All flavor, no substance

Why I Don’t Love Gödel, Escher, Bach.

This person merely doesn’t love it. I, however, detest that turd of a book. I read it once and read parts of it again because I couldn’t believe anyone could treat such lightweight twaddle so reverentially.

The book is written like I would’ve written a similar book when I was 9, and with about the same intellectual heft.
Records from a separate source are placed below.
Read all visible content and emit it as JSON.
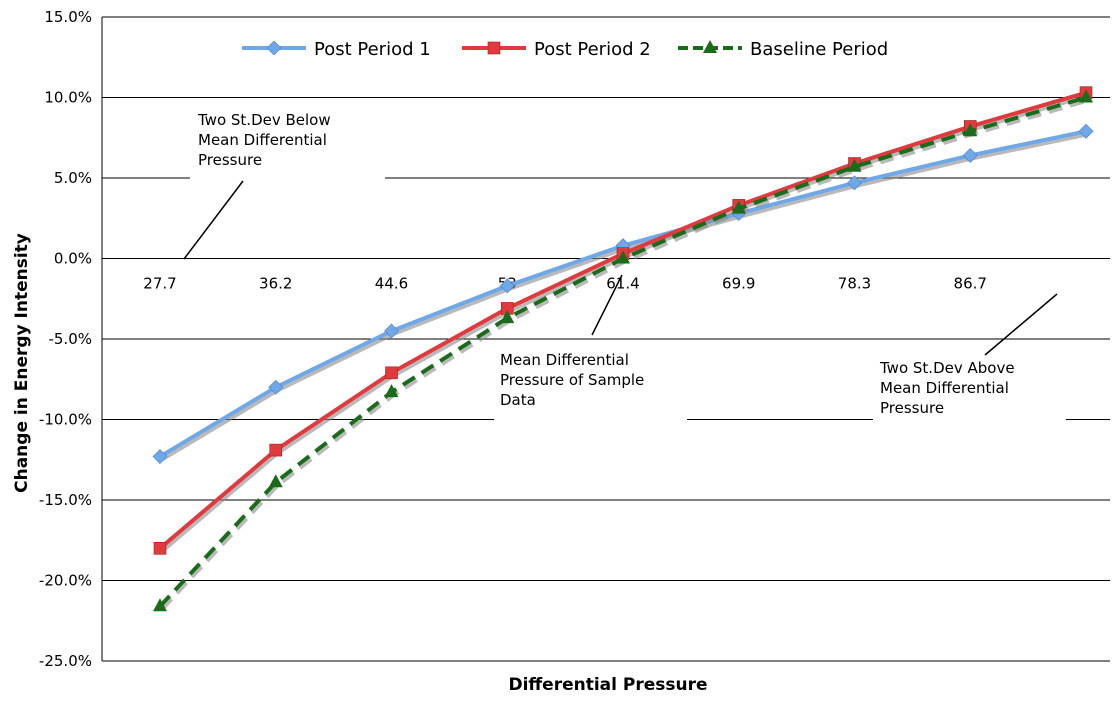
{
  "chart_data": {
    "type": "line",
    "title": "",
    "xlabel": "Differential Pressure",
    "ylabel": "Change in Energy Intensity",
    "categories": [
      "27.7",
      "36.2",
      "44.6",
      "53",
      "61.4",
      "69.9",
      "78.3",
      "86.7",
      ""
    ],
    "y_ticks": [
      "15.0%",
      "10.0%",
      "5.0%",
      "0.0%",
      "-5.0%",
      "-10.0%",
      "-15.0%",
      "-20.0%",
      "-25.0%"
    ],
    "ylim": [
      -25,
      15
    ],
    "y_unit": "%",
    "grid": true,
    "legend_position": "top",
    "series": [
      {
        "name": "Post Period 1",
        "color": "#6fa8e8",
        "marker": "diamond",
        "dashed": false,
        "values": [
          -12.3,
          -8.0,
          -4.5,
          -1.7,
          0.8,
          2.8,
          4.7,
          6.4,
          7.9
        ]
      },
      {
        "name": "Post Period 2",
        "color": "#e03a3e",
        "marker": "square",
        "dashed": false,
        "values": [
          -18.0,
          -11.9,
          -7.1,
          -3.1,
          0.3,
          3.3,
          5.9,
          8.2,
          10.3
        ]
      },
      {
        "name": "Baseline Period",
        "color": "#1a6b1a",
        "marker": "triangle",
        "dashed": true,
        "values": [
          -21.6,
          -13.9,
          -8.3,
          -3.7,
          0.0,
          3.1,
          5.7,
          7.9,
          10.0
        ]
      }
    ],
    "annotations": [
      {
        "lines": [
          "Two St.Dev Below",
          "Mean Differential",
          "Pressure"
        ]
      },
      {
        "lines": [
          "Mean Differential",
          "Pressure of Sample",
          "Data"
        ]
      },
      {
        "lines": [
          "Two St.Dev Above",
          "Mean Differential",
          "Pressure"
        ]
      }
    ]
  }
}
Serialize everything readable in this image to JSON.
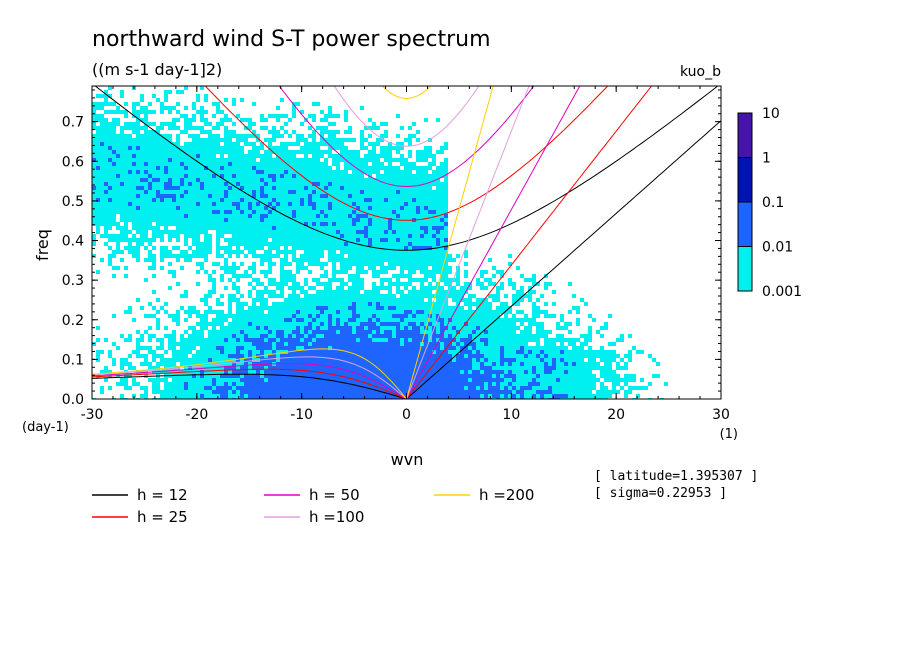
{
  "chart_data": {
    "type": "heatmap",
    "title": "northward wind S-T power spectrum",
    "subtitle": "((m s-1 day-1]2)",
    "model_label": "kuo_b",
    "xlabel": "wvn",
    "ylabel": "freq",
    "x_unit": "(1)",
    "y_unit": "(day-1)",
    "xlim": [
      -30,
      30
    ],
    "ylim": [
      0,
      0.79
    ],
    "x_ticks": [
      -30,
      -20,
      -10,
      0,
      10,
      20,
      30
    ],
    "x_tick_labels": [
      "-30",
      "-20",
      "-10",
      "0",
      "10",
      "20",
      "30"
    ],
    "y_ticks": [
      0.0,
      0.1,
      0.2,
      0.3,
      0.4,
      0.5,
      0.6,
      0.7
    ],
    "y_tick_labels": [
      "0.0",
      "0.1",
      "0.2",
      "0.3",
      "0.4",
      "0.5",
      "0.6",
      "0.7"
    ],
    "colorbar": {
      "levels": [
        0.001,
        0.01,
        0.1,
        1,
        10
      ],
      "level_labels": [
        "0.001",
        "0.01",
        "0.1",
        "1",
        "10"
      ],
      "colors": [
        "#00f0f0",
        "#1e64ff",
        "#0014b4",
        "#4614aa"
      ]
    },
    "dispersion_curves": [
      {
        "name": "h = 12",
        "h": 12,
        "color": "#000000"
      },
      {
        "name": "h = 25",
        "h": 25,
        "color": "#ff0000"
      },
      {
        "name": "h = 50",
        "h": 50,
        "color": "#e000c0"
      },
      {
        "name": "h =100",
        "h": 100,
        "color": "#e0a0e0"
      },
      {
        "name": "h =200",
        "h": 200,
        "color": "#ffd000"
      }
    ],
    "latitude_text": "[ latitude=1.395307 ]",
    "sigma_text": "[ sigma=0.22953 ]"
  }
}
It’s a pamphlet that ballooned into a doorstop.

This also particularly bothered me about the work.

This sort of cursory engagement with the cultural features of the book ends up undermining one of the book’s major selling points: I had originally seen it as the work of a polymath effortlessly weaving fields together into a multifaceted but uniform whole, but in reality, areas that are more than a step or two outside Hofstadter’s areas of expertise (computer science, formal logic, some of the more mathematically rigorous bits of cognitive science) are at best shallow, and at worst are “…heaping scorn…” on things Hofstadter doesn’t understand and doesn’t appear to want to understand.

Hofstadter reminds me of people who aren’t really all that smart but drop “well, actually” into every conversation. In terms of one of my favorite movies, Hof is a Caleb who thinks he is a Nathan. He was also a precursor to and a progenitor of people like Jonah Lehrer and Malcolm Gladwell, and that is bad enough in itself.